Apart from his invaluable shared Dharma and visit today, Master Ruma also brought some gifts for the monks as well as gave donations to the temple for its new construction project.

“…I wish the temple to be built soon and all the disciples to have a spiritual land. We can create the Buddha land here. Ok. Once again, thank you so much…”

Picture 8 Master Ruma gave donation to the abbot for building the new temple.


Before leaving, the Master conducted a traditional ceremony to pray for peace in the world and disciples’ life by ringing the Tibetan bowl. The sound resonated all throughout the hall and passed through individuals’ souls. The vibration of the sound cleared up the negativities and impurities in their soul and mind, creating a peace that they never felt before.

After the prayer, it was the time to say goodbye. Even though it was the first time that Master came to this temple, everyone greeted the Enlightened Master with warm gestures, and the truthful Dharma He shared from his insightful wisdom made for a memorable first impression. The audiences bowed to pay respect to the Master as he walked out of the hall. 

The Master left, but the feelings of peace and happiness from seeing the Living Buddha and listening to His Dharma still remained in their hearts. Most of them had noticeable brighter and happier faces. The abbot, venerable Piseth Komsan, had a brightened face and big grin on his face.  He told us that he was very happy today. He really liked the Master and he had never heard the Dharma from any monks like him before. He wished the Master would come to visit the temple again. 

Picture 9: Master Ruma ringing the Tibetan bowl


Today everyone didn’t only enjoy food for thought, but they also enjoyed the actual food that Master Ruma’s disciples prepared for them. It was Master Ruma himself who told his disciples to prepare Lao’s vegetarian food to share with all the Buddhists who joined the event today.
Someone asked ‘why does Master come to this Cambodian temple in the US despite there being many other places to visit?’ He told us that the Buddha gave him a message to come here to see people who have affinity with him at this place. The Buddha told him to come here to share love and compassion with them and see how many people understand and open their hearts or wisdom to welcome him.
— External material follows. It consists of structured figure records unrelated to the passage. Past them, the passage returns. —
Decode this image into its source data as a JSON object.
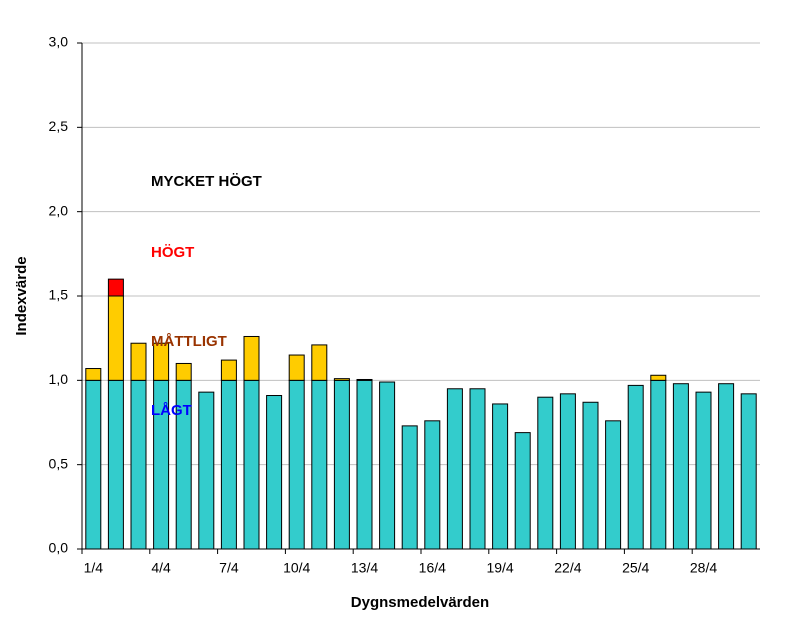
{
  "chart_data": {
    "type": "stacked_bar",
    "x_label": "Dygnsmedelvärden",
    "y_label": "Indexvärde",
    "categories": [
      "1/4",
      null,
      null,
      "4/4",
      null,
      null,
      "7/4",
      null,
      null,
      "10/4",
      null,
      null,
      "13/4",
      null,
      null,
      "16/4",
      null,
      null,
      "19/4",
      null,
      null,
      "22/4",
      null,
      null,
      "25/4",
      null,
      null,
      "28/4",
      null,
      null
    ],
    "series": [
      {
        "color": "#33cccc",
        "values": [
          1.0,
          1.0,
          1.0,
          1.0,
          1.0,
          0.93,
          1.0,
          1.0,
          0.91,
          1.0,
          1.0,
          1.0,
          1.0,
          0.99,
          0.73,
          0.76,
          0.95,
          0.95,
          0.86,
          0.69,
          0.9,
          0.92,
          0.87,
          0.76,
          0.97,
          1.0,
          0.98,
          0.93,
          0.98,
          0.92
        ]
      },
      {
        "color": "#ffcc00",
        "values": [
          0.07,
          0.5,
          0.22,
          0.22,
          0.1,
          null,
          0.12,
          0.26,
          null,
          0.15,
          0.21,
          0.01,
          0.005,
          null,
          null,
          null,
          null,
          null,
          null,
          null,
          null,
          null,
          null,
          null,
          null,
          0.03,
          null,
          null,
          null,
          null
        ]
      },
      {
        "color": "#ff0000",
        "values": [
          null,
          0.1,
          null,
          null,
          null,
          null,
          null,
          null,
          null,
          null,
          null,
          null,
          null,
          null,
          null,
          null,
          null,
          null,
          null,
          null,
          null,
          null,
          null,
          null,
          null,
          null,
          null,
          null,
          null,
          null
        ]
      }
    ],
    "annotations": [
      {
        "text": "MYCKET HÖGT",
        "color": "#000000"
      },
      {
        "text": "HÖGT",
        "color": "#ff0000"
      },
      {
        "text": "MÅTTLIGT",
        "color": "#993300"
      },
      {
        "text": "LÅGT",
        "color": "#0000ff"
      }
    ],
    "ylim": [
      0,
      3
    ],
    "yticks": [
      {
        "value": 0,
        "label": "0,0"
      },
      {
        "value": 0.5,
        "label": "0,5"
      },
      {
        "value": 1,
        "label": "1,0"
      },
      {
        "value": 1.5,
        "label": "1,5"
      },
      {
        "value": 2,
        "label": "2,0"
      },
      {
        "value": 2.5,
        "label": "2,5"
      },
      {
        "value": 3,
        "label": "3,0"
      }
    ],
    "grid": true
  }
}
Today our mission was accomplished. Master Ruma came to visit those people who had an affinity with him and brought light and sound from heaven to bless this place, lit up lights in their souls and dispelled their karma. We are happy that today the Cambodian people, who live far away from their motherland, had a very rare opportunity to meet the Living Master. They must have a great affinity with him. 

We, as disciples of Master Ruma, were fortunate enough to follow him and attend this spiritual ceremony today, feeling much gratitude and appreciation towards this opportunity and His grace. We have witnessed the importance of religion to human souls and the beauty of Buddhist traditions that Cambodian people preserve so well. Temples are the centers of moralities that unite human spirits together. No matter what nationality we are, our souls are the same. Everyone seeks inner peace, no matter whom they are and where they live. Therefore, as human beings, we have to take care of our souls together with our physical bodies. The right method of spiritual practice is with the guidance of a true Master to walk towards the path of liberation.  This is very important in order for human beings to live in this impure and impermanent world. We are fortunate to have met the true Master and have the right method available to us in our hands. We would like to thank our beloved Master Ruma once again for his love and compassion towards all beings in this world. OM! RUMA.